Insémination Artificielle intra Conjugale (IAC) étape par étape

L’Insemination Artificielle Intra-Couple (IAC), également appelée Insémination Intra-Utérine (IIU), vise à accroître les chances de rencontre entre le spermatozoïde et l’ovule. Pour ce faire, des spermatozoïdes sont déposés à l’intérieur des voies génitales féminines à l’aide d’un cathéter souple, favorisant ainsi la fécondation.

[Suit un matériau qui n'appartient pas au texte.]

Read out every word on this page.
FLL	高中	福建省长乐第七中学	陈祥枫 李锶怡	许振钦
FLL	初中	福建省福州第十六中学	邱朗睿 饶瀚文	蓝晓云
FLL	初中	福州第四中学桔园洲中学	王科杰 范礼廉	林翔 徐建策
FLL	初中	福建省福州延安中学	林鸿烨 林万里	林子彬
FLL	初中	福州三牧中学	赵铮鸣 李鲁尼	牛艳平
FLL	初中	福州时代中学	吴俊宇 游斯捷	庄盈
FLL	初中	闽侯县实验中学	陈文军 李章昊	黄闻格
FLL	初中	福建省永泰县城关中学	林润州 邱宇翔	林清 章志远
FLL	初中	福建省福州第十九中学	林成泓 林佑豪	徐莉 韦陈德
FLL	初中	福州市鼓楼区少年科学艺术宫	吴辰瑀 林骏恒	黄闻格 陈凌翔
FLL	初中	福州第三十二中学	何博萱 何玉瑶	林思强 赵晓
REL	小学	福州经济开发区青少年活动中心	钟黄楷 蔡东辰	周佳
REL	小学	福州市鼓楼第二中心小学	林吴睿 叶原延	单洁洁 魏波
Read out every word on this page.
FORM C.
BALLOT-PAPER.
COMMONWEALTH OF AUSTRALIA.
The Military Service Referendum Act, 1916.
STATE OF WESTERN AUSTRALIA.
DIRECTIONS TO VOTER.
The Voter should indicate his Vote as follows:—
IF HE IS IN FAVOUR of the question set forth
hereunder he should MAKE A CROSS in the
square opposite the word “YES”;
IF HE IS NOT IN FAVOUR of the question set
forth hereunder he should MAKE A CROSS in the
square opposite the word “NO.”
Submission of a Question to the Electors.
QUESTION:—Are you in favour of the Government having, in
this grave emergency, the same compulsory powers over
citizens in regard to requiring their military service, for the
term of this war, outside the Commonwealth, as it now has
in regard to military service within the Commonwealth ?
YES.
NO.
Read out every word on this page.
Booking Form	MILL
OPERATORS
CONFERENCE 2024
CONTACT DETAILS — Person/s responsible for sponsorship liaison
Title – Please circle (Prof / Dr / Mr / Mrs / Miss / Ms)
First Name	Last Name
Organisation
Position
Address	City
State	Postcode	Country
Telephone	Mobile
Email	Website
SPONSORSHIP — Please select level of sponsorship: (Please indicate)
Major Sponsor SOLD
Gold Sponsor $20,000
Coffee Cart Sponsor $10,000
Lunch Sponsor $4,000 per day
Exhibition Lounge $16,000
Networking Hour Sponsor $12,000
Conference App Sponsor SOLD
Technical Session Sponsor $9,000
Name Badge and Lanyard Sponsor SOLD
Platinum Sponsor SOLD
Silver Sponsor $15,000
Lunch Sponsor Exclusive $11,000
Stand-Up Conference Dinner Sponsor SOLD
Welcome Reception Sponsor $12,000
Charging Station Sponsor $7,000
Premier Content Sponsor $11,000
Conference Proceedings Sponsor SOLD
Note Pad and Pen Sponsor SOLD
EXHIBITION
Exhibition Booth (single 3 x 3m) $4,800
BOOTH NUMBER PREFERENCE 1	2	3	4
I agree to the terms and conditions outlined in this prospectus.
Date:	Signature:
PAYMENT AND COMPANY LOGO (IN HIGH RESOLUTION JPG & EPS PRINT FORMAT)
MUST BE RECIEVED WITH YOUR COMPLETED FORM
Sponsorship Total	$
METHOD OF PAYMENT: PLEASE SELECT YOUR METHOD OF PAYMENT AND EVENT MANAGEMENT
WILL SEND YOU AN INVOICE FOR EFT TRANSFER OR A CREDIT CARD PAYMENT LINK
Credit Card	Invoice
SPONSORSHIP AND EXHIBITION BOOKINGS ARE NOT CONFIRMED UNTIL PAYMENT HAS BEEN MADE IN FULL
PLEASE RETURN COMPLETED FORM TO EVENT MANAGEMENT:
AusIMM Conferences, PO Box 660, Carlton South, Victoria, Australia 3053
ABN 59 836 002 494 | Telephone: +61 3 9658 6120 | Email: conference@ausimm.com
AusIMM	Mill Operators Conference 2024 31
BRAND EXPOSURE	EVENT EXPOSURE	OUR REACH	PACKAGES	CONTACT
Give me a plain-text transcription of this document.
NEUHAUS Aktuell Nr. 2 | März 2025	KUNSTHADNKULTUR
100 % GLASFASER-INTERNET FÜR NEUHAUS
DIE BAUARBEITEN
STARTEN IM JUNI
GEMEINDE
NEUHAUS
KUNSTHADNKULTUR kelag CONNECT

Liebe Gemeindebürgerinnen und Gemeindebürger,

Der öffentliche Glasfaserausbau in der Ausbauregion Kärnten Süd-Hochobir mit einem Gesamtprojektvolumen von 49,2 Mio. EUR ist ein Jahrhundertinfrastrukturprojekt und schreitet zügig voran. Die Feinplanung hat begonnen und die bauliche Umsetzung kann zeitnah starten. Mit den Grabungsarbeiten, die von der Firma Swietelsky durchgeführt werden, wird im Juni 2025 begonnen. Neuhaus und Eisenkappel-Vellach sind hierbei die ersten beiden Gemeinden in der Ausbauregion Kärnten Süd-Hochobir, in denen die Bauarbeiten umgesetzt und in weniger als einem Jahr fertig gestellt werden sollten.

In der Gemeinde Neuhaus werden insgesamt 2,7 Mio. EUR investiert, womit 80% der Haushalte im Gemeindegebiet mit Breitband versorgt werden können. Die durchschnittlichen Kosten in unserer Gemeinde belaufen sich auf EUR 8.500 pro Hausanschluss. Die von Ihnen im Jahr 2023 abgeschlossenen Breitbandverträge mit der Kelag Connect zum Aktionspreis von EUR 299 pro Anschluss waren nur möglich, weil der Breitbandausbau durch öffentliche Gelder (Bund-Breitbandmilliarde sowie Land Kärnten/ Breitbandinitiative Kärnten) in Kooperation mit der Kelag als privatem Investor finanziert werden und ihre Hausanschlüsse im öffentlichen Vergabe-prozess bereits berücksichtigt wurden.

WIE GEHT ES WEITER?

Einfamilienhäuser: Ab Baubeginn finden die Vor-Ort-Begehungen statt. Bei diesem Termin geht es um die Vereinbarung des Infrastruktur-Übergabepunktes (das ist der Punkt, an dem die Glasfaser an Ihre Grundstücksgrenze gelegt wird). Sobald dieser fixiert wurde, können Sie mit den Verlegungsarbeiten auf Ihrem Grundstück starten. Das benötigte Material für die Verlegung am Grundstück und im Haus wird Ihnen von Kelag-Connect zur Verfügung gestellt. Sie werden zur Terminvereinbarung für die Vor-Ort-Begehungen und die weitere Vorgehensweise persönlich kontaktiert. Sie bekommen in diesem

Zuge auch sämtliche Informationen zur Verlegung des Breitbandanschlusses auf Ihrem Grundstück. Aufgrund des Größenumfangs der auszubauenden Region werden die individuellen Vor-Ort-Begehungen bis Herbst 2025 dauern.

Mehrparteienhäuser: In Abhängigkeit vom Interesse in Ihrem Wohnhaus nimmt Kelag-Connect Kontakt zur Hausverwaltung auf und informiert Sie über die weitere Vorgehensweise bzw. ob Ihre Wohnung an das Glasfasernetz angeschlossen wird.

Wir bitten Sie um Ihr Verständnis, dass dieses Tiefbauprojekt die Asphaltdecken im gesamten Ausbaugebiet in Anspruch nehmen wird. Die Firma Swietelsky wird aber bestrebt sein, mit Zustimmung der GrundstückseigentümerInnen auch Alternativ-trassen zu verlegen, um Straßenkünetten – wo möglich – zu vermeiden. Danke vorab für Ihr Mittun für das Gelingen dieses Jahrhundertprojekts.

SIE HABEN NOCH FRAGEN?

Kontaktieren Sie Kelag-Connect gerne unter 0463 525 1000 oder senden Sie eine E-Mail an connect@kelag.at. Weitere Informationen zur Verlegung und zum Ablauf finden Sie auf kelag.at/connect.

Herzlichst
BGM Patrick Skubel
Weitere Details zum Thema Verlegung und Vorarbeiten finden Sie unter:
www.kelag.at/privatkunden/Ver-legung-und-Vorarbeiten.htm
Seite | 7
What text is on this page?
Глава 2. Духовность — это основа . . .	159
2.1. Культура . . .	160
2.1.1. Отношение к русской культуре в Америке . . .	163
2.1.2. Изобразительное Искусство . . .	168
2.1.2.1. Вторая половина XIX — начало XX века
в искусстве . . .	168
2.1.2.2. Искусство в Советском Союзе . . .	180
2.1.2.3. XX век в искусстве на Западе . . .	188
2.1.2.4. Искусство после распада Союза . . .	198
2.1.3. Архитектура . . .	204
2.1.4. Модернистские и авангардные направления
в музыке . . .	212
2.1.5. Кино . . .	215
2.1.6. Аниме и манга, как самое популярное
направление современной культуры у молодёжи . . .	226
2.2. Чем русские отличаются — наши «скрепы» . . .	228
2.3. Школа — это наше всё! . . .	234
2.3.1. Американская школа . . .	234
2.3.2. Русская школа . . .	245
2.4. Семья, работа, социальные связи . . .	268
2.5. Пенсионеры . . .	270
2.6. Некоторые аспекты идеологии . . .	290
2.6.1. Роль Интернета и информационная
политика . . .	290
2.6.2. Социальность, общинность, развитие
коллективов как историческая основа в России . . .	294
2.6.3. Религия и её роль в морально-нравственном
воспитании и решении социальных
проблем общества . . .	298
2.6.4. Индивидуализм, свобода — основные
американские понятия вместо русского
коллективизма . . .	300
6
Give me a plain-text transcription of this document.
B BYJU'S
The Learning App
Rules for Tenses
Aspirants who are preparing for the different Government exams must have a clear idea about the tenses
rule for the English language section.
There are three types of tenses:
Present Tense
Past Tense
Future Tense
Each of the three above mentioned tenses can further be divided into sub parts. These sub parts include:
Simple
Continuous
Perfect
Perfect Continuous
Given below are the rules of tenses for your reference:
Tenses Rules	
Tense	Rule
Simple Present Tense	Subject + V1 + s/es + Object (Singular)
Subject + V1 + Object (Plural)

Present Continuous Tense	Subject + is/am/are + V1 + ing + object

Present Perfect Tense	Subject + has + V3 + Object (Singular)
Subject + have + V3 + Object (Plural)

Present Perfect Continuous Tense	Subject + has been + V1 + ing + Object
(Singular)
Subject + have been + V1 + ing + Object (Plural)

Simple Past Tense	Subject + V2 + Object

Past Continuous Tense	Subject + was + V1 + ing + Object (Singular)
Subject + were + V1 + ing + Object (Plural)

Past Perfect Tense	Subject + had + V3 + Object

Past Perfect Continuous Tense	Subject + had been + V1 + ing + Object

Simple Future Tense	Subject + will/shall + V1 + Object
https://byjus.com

1. Bilan initial et examens préliminaires

Avant de débuter le processus d’insémination intra-utérine (IIU), un bilan initial approfondi est réalisé pour évaluer la fertilité du couple. Cela comprend une série de tests et d’analyses sanguines visant à identifier d’éventuelles anomalies hormonales ou infections pouvant affecter la conception. De plus, un spermogramme est effectué pour évaluer la qualité du sperme, tandis qu’une échographie pelvienne et une hystérosalpingographie permettent de visualiser l’anatomie reproductive de la femme, notamment la perméabilité des trompes de Fallope.

2. Stimulation ovarienne et suivi du cycle

Une fois le bilan initial complété, la femme entame une phase de stimulation ovarienne pour favoriser le développement de plusieurs follicules. Le choix du protocole de stimulation ovarienne et les médicaments prescrits sont adaptés en fonction du profil hormonal de la patiente et de sa réponse aux traitements. Le suivi du cycle se fait à l’aide d’échographies régulières et de dosages hormonaux pour surveiller la croissance folliculaire et déterminer le moment optimal pour déclencher l’ovulation.

3. Recueil et préparation du sperme

Pendant que la femme est en phase de stimulation ovarienne, le partenaire masculin est invité à recueillir un échantillon de sperme au laboratoire après une période d’abstinence sexuelle. Une fois recueilli, le sperme est analysé et préparé par des techniques spécialisées visant à sélectionner les spermatozoïdes les plus mobiles et à éliminer les impuretés. Ces spermatozoïdes préparés seront utilisés pour l’insémination intra-utérine ultérieure.

IAC

4. Insémination intra-utérine (IIU)

La procédure d’insémination intra-utérine est réalisée de manière indolore et sans anesthésie dans le cabinet du médecin ou en clinique spécialisée. La patiente est placée en position gynécologique, et un cathéter fin est introduit dans la cavité utérine. À l’aide de ce cathéter, les spermatozoïdes préparés sont déposés directement dans l’utérus, augmentant ainsi les chances de fécondation. Après la procédure, la patiente est conseillée de se reposer et de suivre les recommandations médicales pour optimiser les résultats.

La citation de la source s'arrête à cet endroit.